We do indeed sometimes introduce regressions and also sometimes immediately investigate and sometimes also even revert changes, however we have limited time and many features/bugs to work on, so it is a matter of priority. This particular regression was not raised to us as being a significant issue for a significant number of users (debian users of specifically the certbot snap are not as high in number as say strict snap using users on ubuntu for example), so we did not investigate thoroughly or decide to revert. I apologize if this bug was particularly damaging for any users, we take bugs seriously but we have to triage things and performing reverts is very energy and resource consuming for us, since pretty much every release we push out includes other high priority bug fixes which would then go back to being very high priority for us to push out. It is almost always a better use of our time to attempt to quickly push out a new update which fixes a bug than it is to revert and try again. 

> The problem with fixing a bug in backports is that users following your own instructions at https://snapcraft.io/docs/installing-snap-on-debian wouldn't receive the fix since backports is opt-in. That would leave things broken for Debian users by default.

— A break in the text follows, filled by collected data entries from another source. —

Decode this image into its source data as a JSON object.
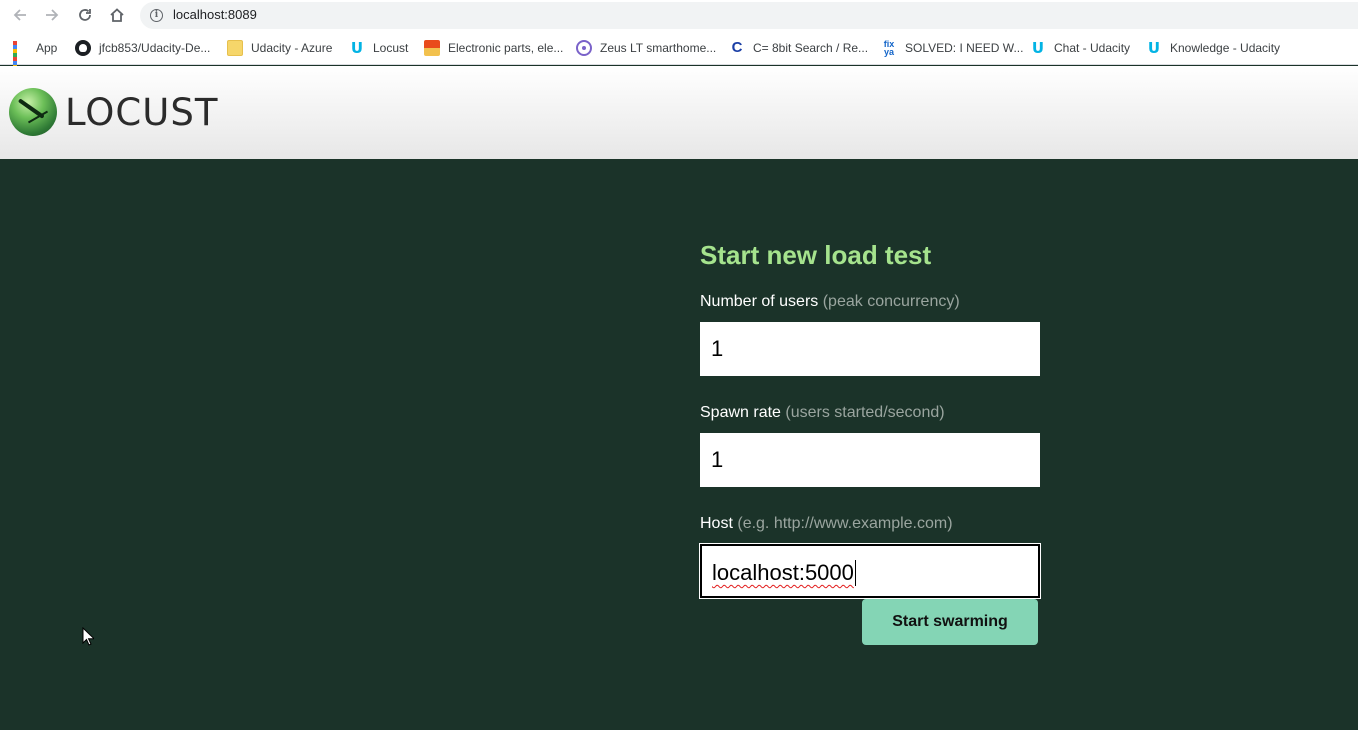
{
  "browser": {
    "url": "localhost:8089",
    "bookmarks": [
      {
        "label": "App",
        "icon": "apps-grid-icon"
      },
      {
        "label": "jfcb853/Udacity-De...",
        "icon": "github-icon"
      },
      {
        "label": "Udacity - Azure",
        "icon": "folder-icon"
      },
      {
        "label": "Locust",
        "icon": "udacity-icon"
      },
      {
        "label": "Electronic parts, ele...",
        "icon": "electronics-icon"
      },
      {
        "label": "Zeus LT smarthome...",
        "icon": "atom-icon"
      },
      {
        "label": "C= 8bit Search / Re...",
        "icon": "commodore-icon"
      },
      {
        "label": "SOLVED: I NEED W...",
        "icon": "fixya-icon"
      },
      {
        "label": "Chat - Udacity",
        "icon": "udacity-icon"
      },
      {
        "label": "Knowledge - Udacity",
        "icon": "udacity-icon"
      }
    ]
  },
  "header": {
    "logo_text": "LOCUST"
  },
  "form": {
    "title": "Start new load test",
    "users": {
      "label": "Number of users",
      "hint": "(peak concurrency)",
      "value": "1"
    },
    "spawn": {
      "label": "Spawn rate",
      "hint": "(users started/second)",
      "value": "1"
    },
    "host": {
      "label": "Host",
      "hint": "(e.g. http://www.example.com)",
      "value": "localhost:5000"
    },
    "submit_label": "Start swarming"
  },
  "colors": {
    "page_bg": "#1b3329",
    "title": "#a5e38d",
    "button": "#84d5b5"
  }
}
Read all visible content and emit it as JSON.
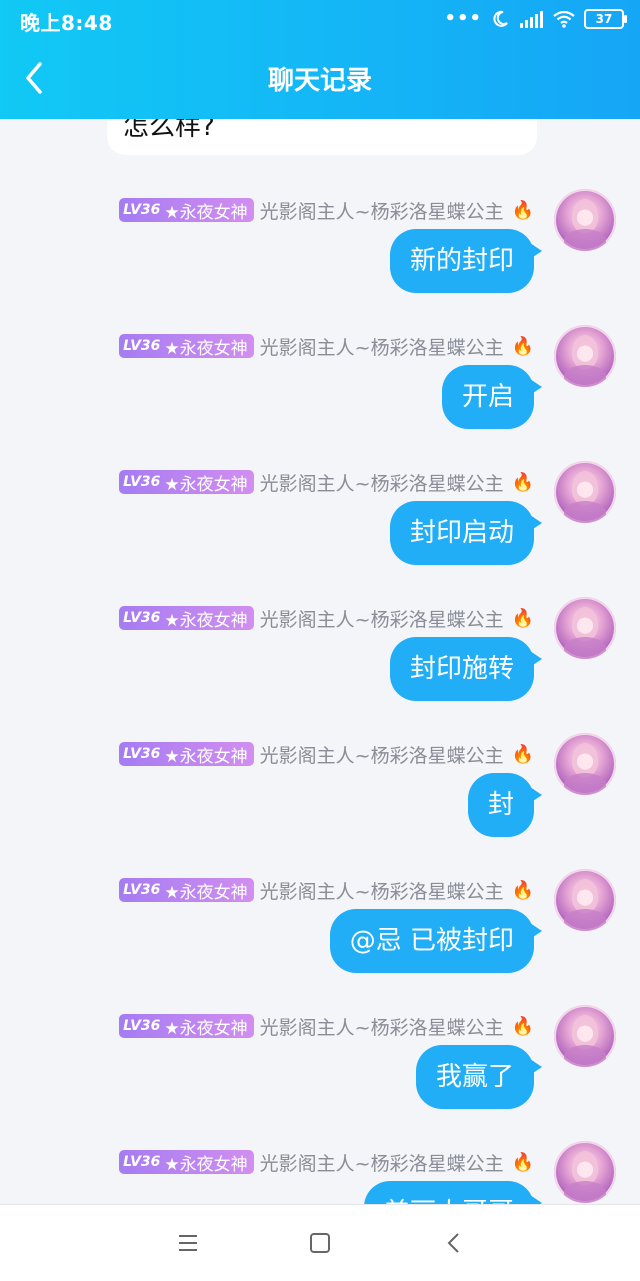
{
  "status": {
    "time": "晚上8:48",
    "dots": "•••",
    "battery": "37"
  },
  "header": {
    "title": "聊天记录"
  },
  "previous_message": {
    "text": "怎么样?"
  },
  "messages": [
    {
      "level": "LV36",
      "title": "★永夜女神",
      "nickname": "光影阁主人~杨彩洛星蝶公主",
      "text": "新的封印"
    },
    {
      "level": "LV36",
      "title": "★永夜女神",
      "nickname": "光影阁主人~杨彩洛星蝶公主",
      "text": "开启"
    },
    {
      "level": "LV36",
      "title": "★永夜女神",
      "nickname": "光影阁主人~杨彩洛星蝶公主",
      "text": "封印启动"
    },
    {
      "level": "LV36",
      "title": "★永夜女神",
      "nickname": "光影阁主人~杨彩洛星蝶公主",
      "text": "封印施转"
    },
    {
      "level": "LV36",
      "title": "★永夜女神",
      "nickname": "光影阁主人~杨彩洛星蝶公主",
      "text": "封"
    },
    {
      "level": "LV36",
      "title": "★永夜女神",
      "nickname": "光影阁主人~杨彩洛星蝶公主",
      "text": "@忌 已被封印"
    },
    {
      "level": "LV36",
      "title": "★永夜女神",
      "nickname": "光影阁主人~杨彩洛星蝶公主",
      "text": "我赢了"
    },
    {
      "level": "LV36",
      "title": "★永夜女神",
      "nickname": "光影阁主人~杨彩洛星蝶公主",
      "text": "美丽大哥哥"
    }
  ],
  "colors": {
    "header_start": "#11c9f5",
    "header_end": "#16a6f6",
    "bubble": "#21aef6",
    "badge": "#b784f1"
  }
}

Well, we did not realize until just on this bug report recently how the stars aligned to create this specific problem for specifically classic snaps that use a non-core base that also use snapctl on Debian stretch, and since the version of snapd is so old on Debian stretch there are countless other bugs that we have fixed since snapd 2.21 and the best support scenario is to try and get that version of snapd updated to what we currently support. Now that we understand the unique set of circumstances which caused this bug for specifically classic snaps that use a non-core base that also use snapctl on Debian stretch, we can try to explore other ways to fix it. Indeed as you suggest maybe one of those ways is to provide some sort of minimal patch to snapctl against snapd 2.21 in Debian stretch, but I am pretty doubtful that is the best solution unless that patch is for implementing re-exec in snapctl for snapctl to switch itself over to the most up to date version of snapctl on the system. Even just switching over snapctl to talk to the right socket is probably insufficient and there would inevitably be other bugs with snapctl being used this way.

> I wonder if you could provide a minimal patch for snapd 2.21 please? Maybe it'd be possible to get such a fix into stretch-updates, although I'm not sure if that is still open.

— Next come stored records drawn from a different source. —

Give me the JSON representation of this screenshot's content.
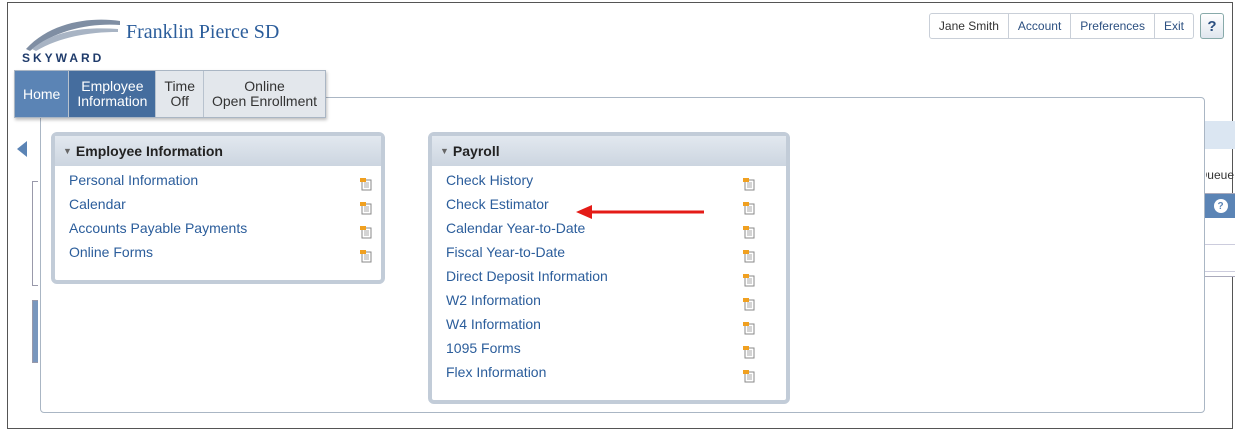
{
  "header": {
    "logo_text": "SKYWARD",
    "district": "Franklin Pierce SD",
    "user": "Jane Smith",
    "nav": [
      "Account",
      "Preferences",
      "Exit"
    ],
    "help": "?"
  },
  "tabs": [
    {
      "label": "Home"
    },
    {
      "label": "Employee Information",
      "line1": "Employee",
      "line2": "Information"
    },
    {
      "label": "Time Off",
      "line1": "Time",
      "line2": "Off"
    },
    {
      "label": "Online Open Enrollment",
      "line1": "Online",
      "line2": "Open Enrollment"
    }
  ],
  "background": {
    "queue_label": "Queue"
  },
  "employee_card": {
    "title": "Employee Information",
    "items": [
      "Personal Information",
      "Calendar",
      "Accounts Payable Payments",
      "Online Forms"
    ]
  },
  "payroll_card": {
    "title": "Payroll",
    "items": [
      "Check History",
      "Check Estimator",
      "Calendar Year-to-Date",
      "Fiscal Year-to-Date",
      "Direct Deposit Information",
      "W2 Information",
      "W4 Information",
      "1095 Forms",
      "Flex Information"
    ]
  },
  "icons": {
    "menu_item": "document-icon",
    "annotation": "red-arrow-icon"
  },
  "colors": {
    "brand": "#2b5d9b",
    "tab_active": "#456d9e",
    "annotation": "#e41b17"
  }
}
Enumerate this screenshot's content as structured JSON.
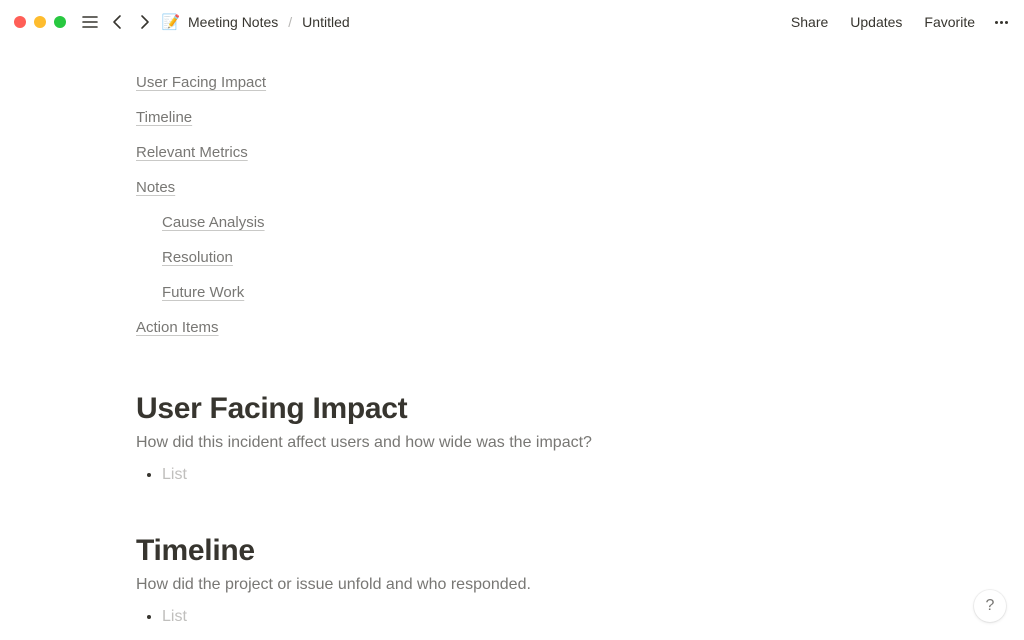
{
  "window": {
    "breadcrumb": {
      "parent": "Meeting Notes",
      "current": "Untitled"
    },
    "actions": {
      "share": "Share",
      "updates": "Updates",
      "favorite": "Favorite"
    }
  },
  "toc": {
    "items": [
      {
        "label": "User Facing Impact",
        "indent": 0
      },
      {
        "label": "Timeline",
        "indent": 0
      },
      {
        "label": "Relevant Metrics",
        "indent": 0
      },
      {
        "label": "Notes",
        "indent": 0
      },
      {
        "label": "Cause Analysis",
        "indent": 1
      },
      {
        "label": "Resolution",
        "indent": 1
      },
      {
        "label": "Future Work",
        "indent": 1
      },
      {
        "label": "Action Items",
        "indent": 0
      }
    ]
  },
  "sections": [
    {
      "title": "User Facing Impact",
      "desc": "How did this incident affect users and how wide was the impact?",
      "list_placeholder": "List"
    },
    {
      "title": "Timeline",
      "desc": "How did the project or issue unfold and who responded.",
      "list_placeholder": "List"
    }
  ],
  "help": {
    "glyph": "?"
  },
  "page_emoji": "📝"
}
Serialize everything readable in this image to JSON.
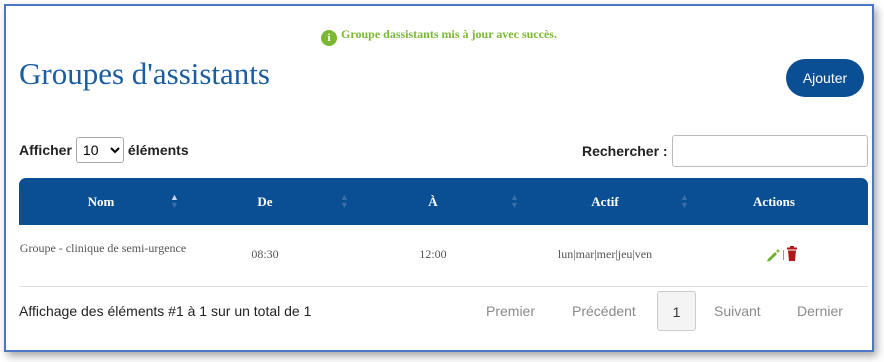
{
  "alert": {
    "icon": "info-icon",
    "text": "Groupe dassistants mis à jour avec succès.",
    "color": "#7ab833"
  },
  "page": {
    "title": "Groupes d'assistants",
    "add_label": "Ajouter"
  },
  "length": {
    "prefix": "Afficher",
    "value": "10",
    "suffix": "éléments"
  },
  "search": {
    "label": "Rechercher :",
    "value": ""
  },
  "table": {
    "columns": [
      "Nom",
      "De",
      "À",
      "Actif",
      "Actions"
    ],
    "rows": [
      {
        "nom": "Groupe - clinique de semi-urgence",
        "de": "08:30",
        "a": "12:00",
        "actif": "lun|mar|mer|jeu|ven",
        "actions": [
          "edit-icon",
          "delete-icon"
        ]
      }
    ]
  },
  "footer": {
    "info": "Affichage des éléments #1 à 1 sur un total de 1",
    "first": "Premier",
    "prev": "Précédent",
    "current": "1",
    "next": "Suivant",
    "last": "Dernier"
  },
  "colors": {
    "header": "#0a4e93",
    "title": "#1a5da0",
    "edit": "#6cae2e",
    "delete": "#b01818",
    "border": "#4a78c6"
  }
}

As I said, I'm not sure what this patch would look like. As I describe in [1], I think that we have an opportunity with parallel installs enabled to setup the mount namespace to fix this bug automatically, and that fix would be effective for this specific bug because it could be delivered by the snapd or core snap, and Debian does by default do re-exec for i.e. `snap run` even in 2.21, so even if snapctl is broken on Debian stretch, as long as snapd continues to re-exec and the user has a new core/snapd snap installed, they would get the fix for this.

[1] By default classic snaps do not enter into a separate mount namespace the way that strict snaps always do, but if you enable parallel installs (it's currently experimental), then we do enter into a mount namespace that is very very close to the host's, but this would provide us an opportunity to fix this bug when we make parallel installs enabled because we could (privately, so just for the snap's mount namespace and not for the host) mount over the host's /usr/bin/snapctl from the appropriate location.